Assuming you actually do need this.. It is possible. Here I'll give a trivial example you can build on.

// Basic types we deal with
typedef uint32_t key_t;
typedef void *   value_t;
typedef struct 
{
    key_t key;
    value_t value;
} hash_table_entry_t;

typedef struct
{
    uint32_t initialSize;
    uint32_t size; // current max entries
    uint32_t count; // current filled entries
    hash_table_entry_t *entries;
} hash_table_t;

// Hash function depends on the size of the table
key_t hash(value_t value, uint32_t size)
{
    // Simple hash function that just does modulo hash table size;
    return *(key_t*)&value % size;
}

void init(hash_table_t *pTable, uint32_t initialSize)
{
    pTable->initialSize = initialSize;
    pTable->size = initialSize;
    pTable->count = 0;
    pTable->entries = malloc(pTable->size * sizeof(*pTable->entries));
    /// @todo handle null return;
    // Set to ~0 to signal invalid keys.
    memset(pTable->entries, ~0, pTable->size * sizeof(*pTable->entries));
}

void insert(hash_table_t *pTable, value_t val)
{
    key_t key = hash(val, pTable->size);
    for (key_t i = key; i != (key-1); i=(i+1)%pTable->size)
    {
        if (pTable->entries[i].key == ~0)
        {
            pTable->entries[i].key = key;
            pTable->entries[i].value = val;
            pTable->count++;
            break;
        }
    }

    // Expand when 50% full
    if (pTable->count > pTable->size/2)
    {
        pTable->size *= 2;
        pTable->entries = realloc(pTable->entries, pTable->size * sizeof(*pTable->entries));
        /// @todo handle null return;
        memset(pTable->entries + pTable->size/2, ~0, pTable->size * sizeof(*pTable->entries));
    }
}

_Bool contains(hash_table_t *pTable, value_t val)
{
    // Try current size first
    uint32_t sizeToTry = pTable->size;
    do
    {
        key_t key = hash(val, sizeToTry);
        for (key_t i = key; i != (key-1); i=(i+1)%pTable->size)
        {
            if (pTable->entries[i].key == ~0)
                break;
            if (pTable->entries[i].key == key && pTable->entries[i].value == val)
                return true;
        }

        // Try all previous sizes we had. Only report failure if found for none.
        sizeToTry /= 2;
    } while (sizeToTry != pTable->initialSize);
    return false;
}

The idea is that the hash function depends on the size of the table. When you change the size of the table, you don't rehash current entries. You add new ones with the new hash function. When reading the entries, you try all the hash functions that have ever been used on this table.

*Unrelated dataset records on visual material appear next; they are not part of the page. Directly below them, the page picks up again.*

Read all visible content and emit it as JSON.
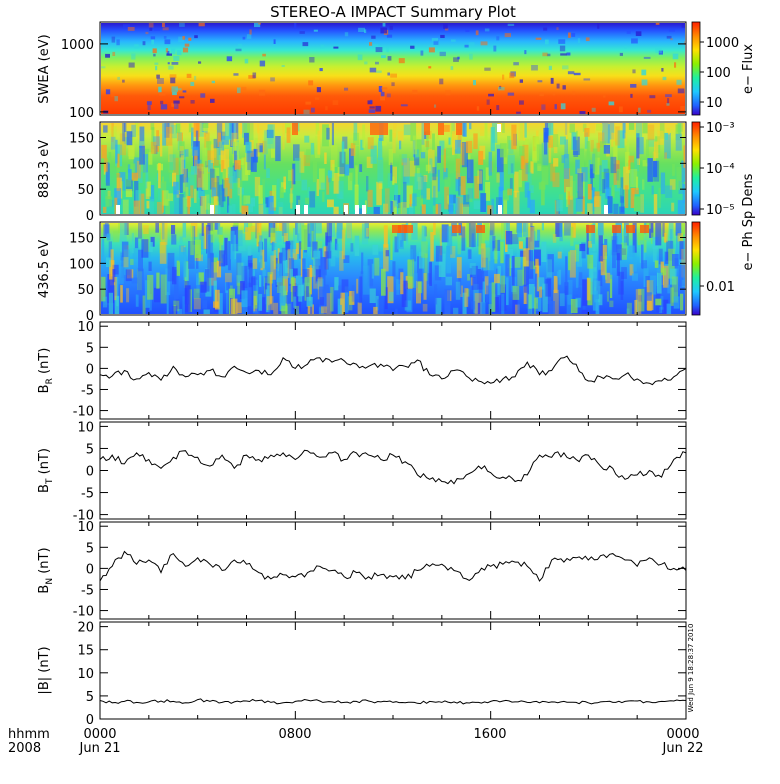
{
  "title": "STEREO-A IMPACT Summary Plot",
  "footer": {
    "time_label": "hhmm",
    "year": "2008",
    "x_ticks": [
      "0000",
      "0800",
      "1600",
      "0000"
    ],
    "date_start": "Jun 21",
    "date_end": "Jun 22"
  },
  "stamp": "Wed Jun  9 18:28:37 2010",
  "chart_data": [
    {
      "type": "heatmap",
      "name": "swea",
      "ylabel": "SWEA (eV)",
      "yscale": "log",
      "ylim": [
        90,
        2100
      ],
      "y_ticks": [
        "1000",
        "100"
      ],
      "colorbar_label": "e− Flux",
      "colorbar_ticks": [
        "1000",
        "100",
        "10"
      ],
      "x": [
        0,
        24
      ]
    },
    {
      "type": "heatmap",
      "name": "pad-883",
      "ylabel": "883.3 eV",
      "ylim": [
        0,
        180
      ],
      "y_ticks": [
        "150",
        "100",
        "50",
        "0"
      ],
      "colorbar_label": "e− Ph Sp Dens",
      "colorbar_ticks": [
        "10⁻³",
        "10⁻⁴",
        "10⁻⁵"
      ],
      "x": [
        0,
        24
      ]
    },
    {
      "type": "heatmap",
      "name": "pad-436",
      "ylabel": "436.5 eV",
      "ylim": [
        0,
        180
      ],
      "y_ticks": [
        "150",
        "100",
        "50",
        "0"
      ],
      "colorbar_label": "e− Ph Sp Dens",
      "colorbar_ticks": [
        "0.01"
      ],
      "x": [
        0,
        24
      ]
    },
    {
      "type": "line",
      "name": "br",
      "ylabel": "B_R (nT)",
      "ylim": [
        -12,
        11
      ],
      "y_ticks": [
        "10",
        "5",
        "0",
        "-5",
        "-10"
      ],
      "x": [
        0.0,
        0.5,
        1.0,
        1.5,
        2.0,
        2.5,
        3.0,
        3.5,
        4.0,
        4.5,
        5.0,
        5.5,
        6.0,
        6.5,
        7.0,
        7.5,
        8.0,
        8.5,
        9.0,
        9.5,
        10.0,
        10.5,
        11.0,
        11.5,
        12.0,
        12.5,
        13.0,
        13.5,
        14.0,
        14.5,
        15.0,
        15.5,
        16.0,
        16.5,
        17.0,
        17.5,
        18.0,
        18.5,
        19.0,
        19.5,
        20.0,
        20.5,
        21.0,
        21.5,
        22.0,
        22.5,
        23.0,
        23.5,
        24.0
      ],
      "y": [
        -1.5,
        -1.8,
        -0.5,
        -2.5,
        -1.0,
        -2.8,
        0.5,
        -2.0,
        -1.5,
        -0.5,
        -2.0,
        0.5,
        -1.0,
        -0.5,
        -1.5,
        2.5,
        0.0,
        1.0,
        2.5,
        1.5,
        1.8,
        1.0,
        0.5,
        1.0,
        -0.5,
        0.5,
        2.0,
        -1.5,
        -2.5,
        -0.5,
        -1.8,
        -3.0,
        -3.5,
        -2.5,
        -2.0,
        1.5,
        -1.5,
        -0.5,
        2.5,
        1.0,
        -3.0,
        -2.0,
        -2.5,
        -1.5,
        -2.5,
        -3.5,
        -3.0,
        -2.0,
        0.0
      ]
    },
    {
      "type": "line",
      "name": "bt",
      "ylabel": "B_T (nT)",
      "ylim": [
        -11,
        11
      ],
      "y_ticks": [
        "10",
        "5",
        "0",
        "-5",
        "-10"
      ],
      "x": [
        0.0,
        0.5,
        1.0,
        1.5,
        2.0,
        2.5,
        3.0,
        3.5,
        4.0,
        4.5,
        5.0,
        5.5,
        6.0,
        6.5,
        7.0,
        7.5,
        8.0,
        8.5,
        9.0,
        9.5,
        10.0,
        10.5,
        11.0,
        11.5,
        12.0,
        12.5,
        13.0,
        13.5,
        14.0,
        14.5,
        15.0,
        15.5,
        16.0,
        16.5,
        17.0,
        17.5,
        18.0,
        18.5,
        19.0,
        19.5,
        20.0,
        20.5,
        21.0,
        21.5,
        22.0,
        22.5,
        23.0,
        23.5,
        24.0
      ],
      "y": [
        2.5,
        3.5,
        1.5,
        4.0,
        2.5,
        0.5,
        3.0,
        4.5,
        3.0,
        1.0,
        3.5,
        0.5,
        3.5,
        2.5,
        3.5,
        4.0,
        2.5,
        4.5,
        3.0,
        4.0,
        2.5,
        4.0,
        3.5,
        2.5,
        3.5,
        2.0,
        -1.0,
        -2.0,
        -2.5,
        -3.0,
        -1.0,
        1.0,
        -0.5,
        -1.5,
        -2.5,
        -1.0,
        3.5,
        3.0,
        4.0,
        2.5,
        3.5,
        1.0,
        0.5,
        -2.0,
        -1.0,
        0.0,
        -1.5,
        2.5,
        4.0
      ]
    },
    {
      "type": "line",
      "name": "bn",
      "ylabel": "B_N (nT)",
      "ylim": [
        -12,
        11
      ],
      "y_ticks": [
        "10",
        "5",
        "0",
        "-5",
        "-10"
      ],
      "x": [
        0.0,
        0.5,
        1.0,
        1.5,
        2.0,
        2.5,
        3.0,
        3.5,
        4.0,
        4.5,
        5.0,
        5.5,
        6.0,
        6.5,
        7.0,
        7.5,
        8.0,
        8.5,
        9.0,
        9.5,
        10.0,
        10.5,
        11.0,
        11.5,
        12.0,
        12.5,
        13.0,
        13.5,
        14.0,
        14.5,
        15.0,
        15.5,
        16.0,
        16.5,
        17.0,
        17.5,
        18.0,
        18.5,
        19.0,
        19.5,
        20.0,
        20.5,
        21.0,
        21.5,
        22.0,
        22.5,
        23.0,
        23.5,
        24.0
      ],
      "y": [
        -3.0,
        0.5,
        4.0,
        1.0,
        2.0,
        -1.0,
        3.5,
        0.5,
        2.5,
        1.0,
        -0.5,
        2.0,
        1.0,
        -1.0,
        -2.5,
        -1.5,
        -2.0,
        -1.0,
        0.5,
        -0.5,
        -2.0,
        -1.0,
        -2.0,
        -1.5,
        -2.0,
        -2.5,
        -0.5,
        0.5,
        1.0,
        -0.5,
        -2.5,
        -1.0,
        0.5,
        1.0,
        1.5,
        0.5,
        -3.0,
        2.0,
        1.5,
        2.5,
        2.0,
        3.0,
        3.5,
        2.0,
        0.5,
        2.5,
        1.0,
        0.0,
        -0.5
      ]
    },
    {
      "type": "line",
      "name": "bmag",
      "ylabel": "|B| (nT)",
      "ylim": [
        0,
        21
      ],
      "y_ticks": [
        "20",
        "15",
        "10",
        "5",
        "0"
      ],
      "x": [
        0.0,
        0.5,
        1.0,
        1.5,
        2.0,
        2.5,
        3.0,
        3.5,
        4.0,
        4.5,
        5.0,
        5.5,
        6.0,
        6.5,
        7.0,
        7.5,
        8.0,
        8.5,
        9.0,
        9.5,
        10.0,
        10.5,
        11.0,
        11.5,
        12.0,
        12.5,
        13.0,
        13.5,
        14.0,
        14.5,
        15.0,
        15.5,
        16.0,
        16.5,
        17.0,
        17.5,
        18.0,
        18.5,
        19.0,
        19.5,
        20.0,
        20.5,
        21.0,
        21.5,
        22.0,
        22.5,
        23.0,
        23.5,
        24.0
      ],
      "y": [
        4.0,
        3.5,
        3.8,
        3.6,
        3.7,
        3.9,
        3.8,
        3.5,
        4.2,
        3.8,
        3.6,
        3.7,
        3.9,
        4.0,
        3.6,
        3.5,
        3.8,
        4.1,
        3.9,
        3.7,
        3.6,
        3.8,
        3.9,
        3.7,
        3.6,
        3.5,
        3.4,
        3.8,
        3.6,
        3.7,
        3.5,
        3.6,
        3.8,
        3.9,
        3.7,
        3.6,
        3.5,
        3.7,
        3.8,
        3.6,
        3.5,
        3.7,
        3.6,
        3.8,
        3.9,
        3.7,
        3.8,
        3.9,
        4.0
      ]
    }
  ]
}
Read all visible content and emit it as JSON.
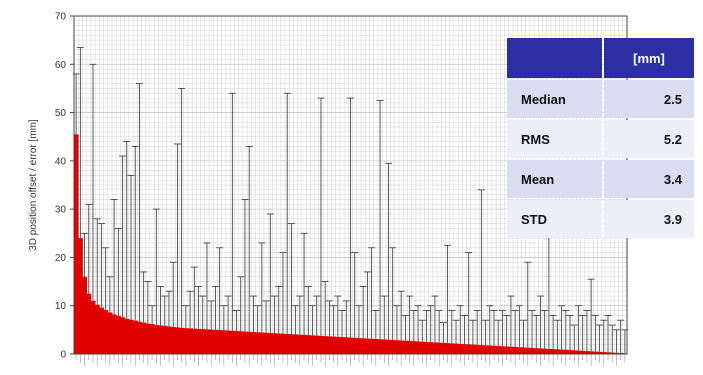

This way, get()/contains() and similar operations take longer the more times you expanded your table, but you don't have the huge spike of rehashing. I can imagine some systems where this would be a requirement.

Answer 3

It depends what you want to avoid. Rehashing implies recomputing the hash values. You can avoid that by storing the hash values in the hash structures. Redispatching the entries into the reallocated hashtable may be less expensive (typically a single modulo or masking operation) and is hardly avoidable for simple hashtable implementations.